Audio Medica is a powerful source of medical and health news delivered directly from the mouths of the doctors, medical scientists and health experts making it.
News is delivered in the form of one-to-one interviews with the experts conducted by specialist reporters.
The company serves other doctors, health-care and public health workers, and the inquiring lay public.
News is delivered in the form of concise radio and TV clips, containing the specialist interviews, promptly posted at www.audiomedica.com and through a network of participating services and — where appropriate —made available for mobiles devices using the usual delivery modes, including iTunes and YouTube.
Audio Medica reporters are working medical journalists, so their interviews are conducted in a more informed manner than typical lay interviews with health specialists heard on national radio and TV.
The level of information is satisfying to medical professionals and also to any inquiring member of the public who needs to hear, and see, the experts themselves explaining the new developments they have achieved.
The company has a core staff and freelance correspondents most of whom also work for the BBC, other broadcasters in the UK, the USA and Europe, or are ex-BBC staff.
Editor, Peter Goodwin, is a former staff producer with BBC World Service and Radio Four, and reporter and presenter with BBC World Service, Physicians Radio Network, MD-FM (Paris) and other broadcasting networks in the USA.
His three books: Future World, Nuclear War The Facts, and: Can You Avoid Cancer? won him acclaim as a writer and employment as a consultant for BBC Television (Education) and BBC Television (Science & Features).
Peter’s work with Audio Medica was preceded by ten years as producer of Auditorium, the cassette audio magazine for hospital doctors (UK) during which time he was also European correspondent for the Physicians Radio Network (USA).
He has worked in close contact with leading members of the medical profession for many years.

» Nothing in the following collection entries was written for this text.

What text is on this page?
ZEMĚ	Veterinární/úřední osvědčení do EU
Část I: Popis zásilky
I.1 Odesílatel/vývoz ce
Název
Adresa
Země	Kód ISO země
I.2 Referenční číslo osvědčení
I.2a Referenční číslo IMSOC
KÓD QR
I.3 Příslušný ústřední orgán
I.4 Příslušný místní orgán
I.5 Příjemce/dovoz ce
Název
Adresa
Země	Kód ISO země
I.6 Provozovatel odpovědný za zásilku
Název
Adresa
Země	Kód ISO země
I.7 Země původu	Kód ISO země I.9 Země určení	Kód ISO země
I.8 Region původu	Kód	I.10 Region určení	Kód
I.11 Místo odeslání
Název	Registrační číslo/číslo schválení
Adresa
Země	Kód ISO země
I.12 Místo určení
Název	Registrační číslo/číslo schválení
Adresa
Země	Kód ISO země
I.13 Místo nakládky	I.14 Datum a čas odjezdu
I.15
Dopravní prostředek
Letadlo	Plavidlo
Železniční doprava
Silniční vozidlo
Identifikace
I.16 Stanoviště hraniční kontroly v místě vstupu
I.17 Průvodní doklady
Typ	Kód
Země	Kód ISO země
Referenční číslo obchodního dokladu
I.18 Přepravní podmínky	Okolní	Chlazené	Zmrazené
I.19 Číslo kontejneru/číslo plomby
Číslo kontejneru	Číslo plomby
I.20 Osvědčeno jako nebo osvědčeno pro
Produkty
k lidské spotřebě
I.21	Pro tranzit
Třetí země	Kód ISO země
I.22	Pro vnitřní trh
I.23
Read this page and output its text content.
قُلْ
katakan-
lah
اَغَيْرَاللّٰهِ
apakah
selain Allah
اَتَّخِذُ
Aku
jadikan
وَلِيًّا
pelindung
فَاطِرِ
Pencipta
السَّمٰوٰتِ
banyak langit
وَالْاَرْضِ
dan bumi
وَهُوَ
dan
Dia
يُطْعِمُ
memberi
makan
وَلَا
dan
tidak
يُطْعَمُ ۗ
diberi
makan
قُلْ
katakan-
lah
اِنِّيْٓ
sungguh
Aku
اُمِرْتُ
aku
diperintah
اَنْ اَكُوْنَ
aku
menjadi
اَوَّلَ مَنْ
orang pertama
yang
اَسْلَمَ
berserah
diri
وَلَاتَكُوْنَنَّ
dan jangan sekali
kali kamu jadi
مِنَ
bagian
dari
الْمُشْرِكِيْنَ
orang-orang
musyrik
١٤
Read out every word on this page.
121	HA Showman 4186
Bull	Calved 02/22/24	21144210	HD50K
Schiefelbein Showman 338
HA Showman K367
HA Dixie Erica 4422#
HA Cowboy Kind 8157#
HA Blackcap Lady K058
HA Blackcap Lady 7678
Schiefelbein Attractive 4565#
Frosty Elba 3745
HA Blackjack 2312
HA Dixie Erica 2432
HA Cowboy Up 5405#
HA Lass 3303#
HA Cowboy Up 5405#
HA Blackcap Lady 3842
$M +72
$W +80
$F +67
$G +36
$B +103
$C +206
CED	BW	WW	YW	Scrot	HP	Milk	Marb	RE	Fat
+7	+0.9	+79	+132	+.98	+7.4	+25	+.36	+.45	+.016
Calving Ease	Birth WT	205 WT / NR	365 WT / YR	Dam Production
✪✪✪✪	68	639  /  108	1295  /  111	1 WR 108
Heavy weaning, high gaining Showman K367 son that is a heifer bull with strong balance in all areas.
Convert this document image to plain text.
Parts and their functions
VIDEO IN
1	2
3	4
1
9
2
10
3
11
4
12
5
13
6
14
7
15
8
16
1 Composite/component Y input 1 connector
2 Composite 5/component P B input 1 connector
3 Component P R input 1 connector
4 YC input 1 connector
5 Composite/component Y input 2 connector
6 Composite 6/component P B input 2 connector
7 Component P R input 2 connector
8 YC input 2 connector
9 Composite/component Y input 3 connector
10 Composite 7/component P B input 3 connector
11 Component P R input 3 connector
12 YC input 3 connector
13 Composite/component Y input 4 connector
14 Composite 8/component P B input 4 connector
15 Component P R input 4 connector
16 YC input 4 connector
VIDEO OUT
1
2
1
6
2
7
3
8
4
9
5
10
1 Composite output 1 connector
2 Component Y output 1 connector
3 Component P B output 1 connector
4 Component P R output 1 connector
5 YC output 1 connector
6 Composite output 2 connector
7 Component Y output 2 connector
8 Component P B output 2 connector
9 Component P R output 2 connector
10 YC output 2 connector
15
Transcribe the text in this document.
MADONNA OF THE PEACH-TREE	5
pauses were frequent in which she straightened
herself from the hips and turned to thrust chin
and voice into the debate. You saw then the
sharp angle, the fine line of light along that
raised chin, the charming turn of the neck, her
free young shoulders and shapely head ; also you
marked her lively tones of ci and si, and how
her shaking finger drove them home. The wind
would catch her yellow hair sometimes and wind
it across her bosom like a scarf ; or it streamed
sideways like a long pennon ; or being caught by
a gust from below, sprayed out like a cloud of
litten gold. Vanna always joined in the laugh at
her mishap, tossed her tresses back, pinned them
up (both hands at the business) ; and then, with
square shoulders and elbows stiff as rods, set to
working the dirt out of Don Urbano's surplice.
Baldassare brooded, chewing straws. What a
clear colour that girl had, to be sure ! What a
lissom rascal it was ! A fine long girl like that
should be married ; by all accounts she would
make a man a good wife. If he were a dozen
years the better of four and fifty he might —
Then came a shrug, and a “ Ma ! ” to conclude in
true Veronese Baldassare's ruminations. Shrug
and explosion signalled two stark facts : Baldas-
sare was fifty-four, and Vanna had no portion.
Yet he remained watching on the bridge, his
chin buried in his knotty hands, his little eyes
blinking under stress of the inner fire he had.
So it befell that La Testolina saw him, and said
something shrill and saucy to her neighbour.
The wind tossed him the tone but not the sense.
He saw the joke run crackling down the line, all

Audio Medica’s role is to fill the gap in medical news delivery services between the very low level “New Cure For Cancer” stories in the lay press and the exclusive specialist publication of stories in the medical peer-review press and learned journals.
By conducting interviews with the news-making health expert, the listener is assured that the information is directly told by the expert and has not been “filtered” by the interpretation of a journalist.
Audio Medica’s radio and TV news clips cover the important medical stories in each specialist subject area soon after the news has broken to post a one-to-one interview when the story is needed.